O pequeno Feio ouvia a discussão e tentava se defender. No entanto, mesmo estando ao lado dos pais, era completamente ignorado. Se aproximou de seus irmãos que brincavam alegremente, nadando entre os peixinhos prateados. Quando perceberam a presença de Feio, começaram a rir e debochar. “Olha ali, que bicho mais estranho!” diziam patinhos e peixes apontando asinhas e nadadeiras na direção da diminuta e singular ave. 

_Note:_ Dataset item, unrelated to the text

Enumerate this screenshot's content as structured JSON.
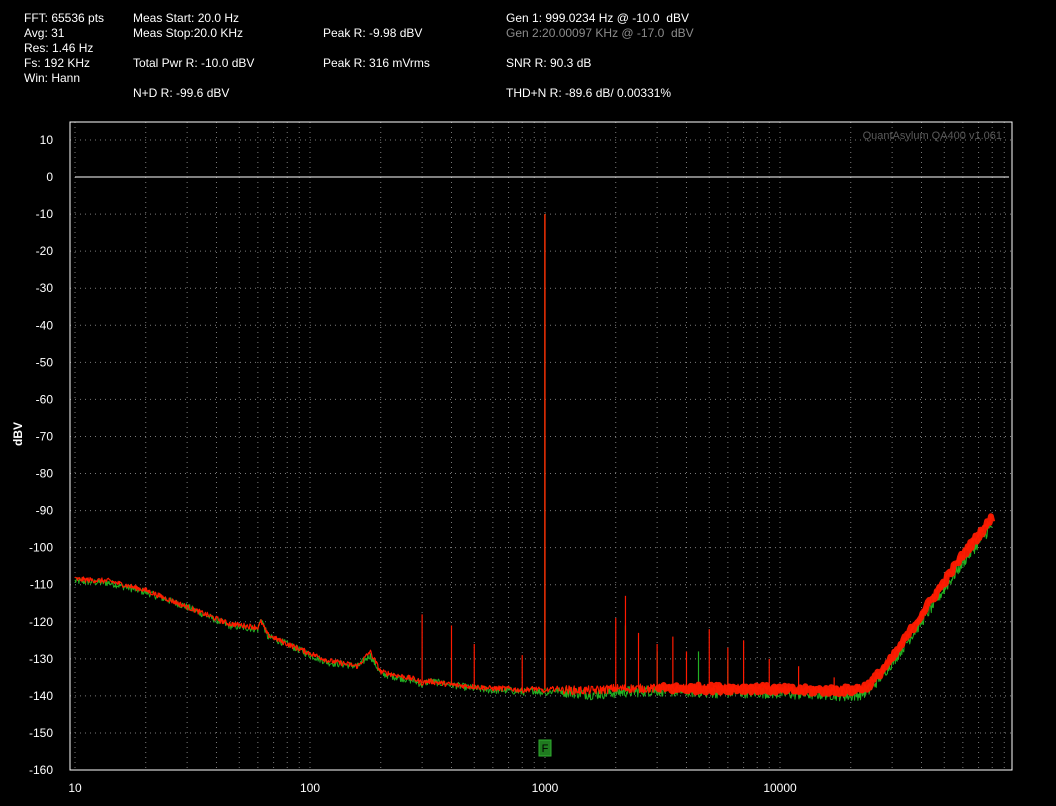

Com certa dificuldade, já que não era bom nadador, Feio deixa seus pais discutindo sozinhos, seus irmãos e peixinhos debochados, e sai do lago melancolicamente. 

Enquanto andava desengonçado pelo sítio, ia ouvindo os comentários e chacotas dos demais animais, por onde quer que passasse. Os cavalos pararam de pastar e soltaram relinchos zombeteiros. As ovelhas viraram de costas, exibindo seus rabinhos e dando risadinhas que mal conseguiam disfarçar. As galinhas, que sequer se deram o trabalho de dissimular, gargalhavam e cocorejavam francamente, soltando frases debochadas e piadinhas. Ao passar pela vaca, esta lhe deu uma rabanada com tanta força, que o jogou longe. Finalmente, mas não menos doloroso, ao cruzar pelo chiqueiro o grande porco roncava, fazia caretas ameaçadoramente feias e dizia “Sai fora, feioso!”.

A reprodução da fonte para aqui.